Todo lists / plan mode are a key item in all agentic coding solutions now, but that seems to me like we’re just scratching the surface. If we think about much larger, complex projects we build as humans, there are multiple levels of planning delegated to specialists, with access to additional context on demand. In software land, that has drawn me to the ideas in collaborative specification.

Practically speaking, I think this means intentionally reframing more of our engagement with LLMs to something more like “explain how you would do X” or “build me a plan for X”, then iterate together on it as a creative process. Once defined, the LLM can probably just execute it. If not, it may need to write code to deterministically execute it predictably.

While the above may be where LLM systems are evolving as invisible internal functionality, I think it’s really helpful to be in the loop from the start. The planning is now the work. We shouldn’t skip it.

A bit of a wild side note about probabilistic vs. deterministic: It seems like deterministic software is almost always preferable in production software. Can agents use self observability to write deterministic software to replace their repetitive conclusions to reduce costs and increase predictable outcomes?

Transformations

LLMs do a fantastic job of transforming information from one language to another. I mean this in a broad sense, whether it’s translating spoken languages, programming languages or functional specifications.
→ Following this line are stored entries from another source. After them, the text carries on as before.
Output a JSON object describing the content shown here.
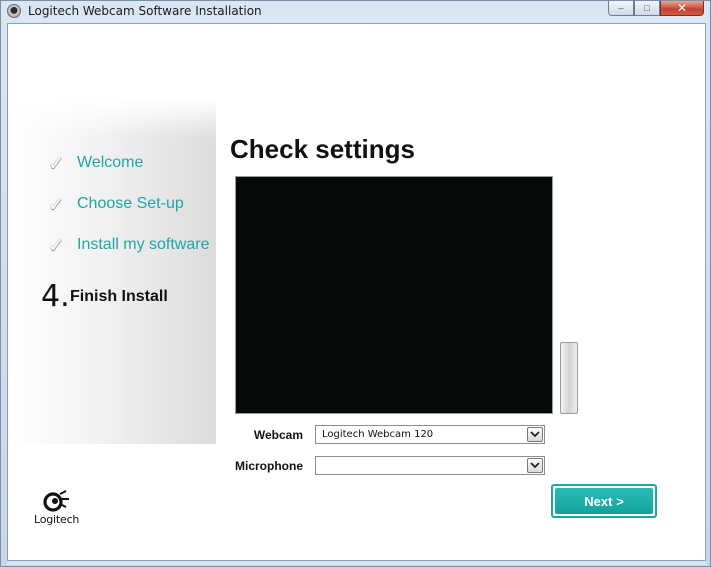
{
  "window": {
    "title": "Logitech Webcam Software Installation",
    "caption_minimize": "–",
    "caption_maximize": "□",
    "caption_close": "✕"
  },
  "sidebar": {
    "steps": [
      {
        "label": "Welcome",
        "state": "done",
        "icon": "check-icon"
      },
      {
        "label": "Choose Set-up",
        "state": "done",
        "icon": "check-icon"
      },
      {
        "label": "Install my software",
        "state": "done",
        "icon": "check-icon"
      },
      {
        "number": "4.",
        "label": "Finish Install",
        "state": "current"
      }
    ],
    "check_glyph": "✓"
  },
  "main": {
    "heading": "Check settings",
    "webcam": {
      "label": "Webcam",
      "value": "Logitech Webcam 120"
    },
    "microphone": {
      "label": "Microphone",
      "value": ""
    }
  },
  "buttons": {
    "next": "Next >"
  },
  "logo": {
    "text": "Logitech"
  },
  "colors": {
    "accent": "#1fa7a4",
    "button": "#1aa9a3",
    "preview_bg": "#060b09"
  }
}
At a certain level, agentic coding is just transformations. This relates to my area of interest around collaborative specification: spec ↔ code transformations.

Practically, this means LLMs are really good at refactoring code or rewriting it into different languages and frameworks. At least, conceptually. In practice, the latest models (e.g. Sonnet 4.5) and agents (e.g. Claude Code) can do it in large codebases without many errors. Fewer than humans would make in many cases.

This unlocks the option to refactor continuously, at a rate I would never have considered when humans did all the work. While situation dependent, I’d now err on the side of having agents continually looking for and prototyping refactoring opportunities, framework substitutions, package updates, etc. A cleaner codebase makes the LLMs and humans a bit more effective for all future changes.

This does require giving the LLM context on the priorities and direction of the overall business and product, which goes to the same topic of collaborative specification.

This transformation capability is related to how they’re good at digesting APIs and making new wrappers / matching API capabilities. Interesting read from Cloudflare on adding a coding layer on top of MCP: https://blog.cloudflare.com/code-mode/. I suspect this kind of thinking can be applied in many places. If agentic coded transformations are nearly free and highly accurate, where else would we add a layer in our applications?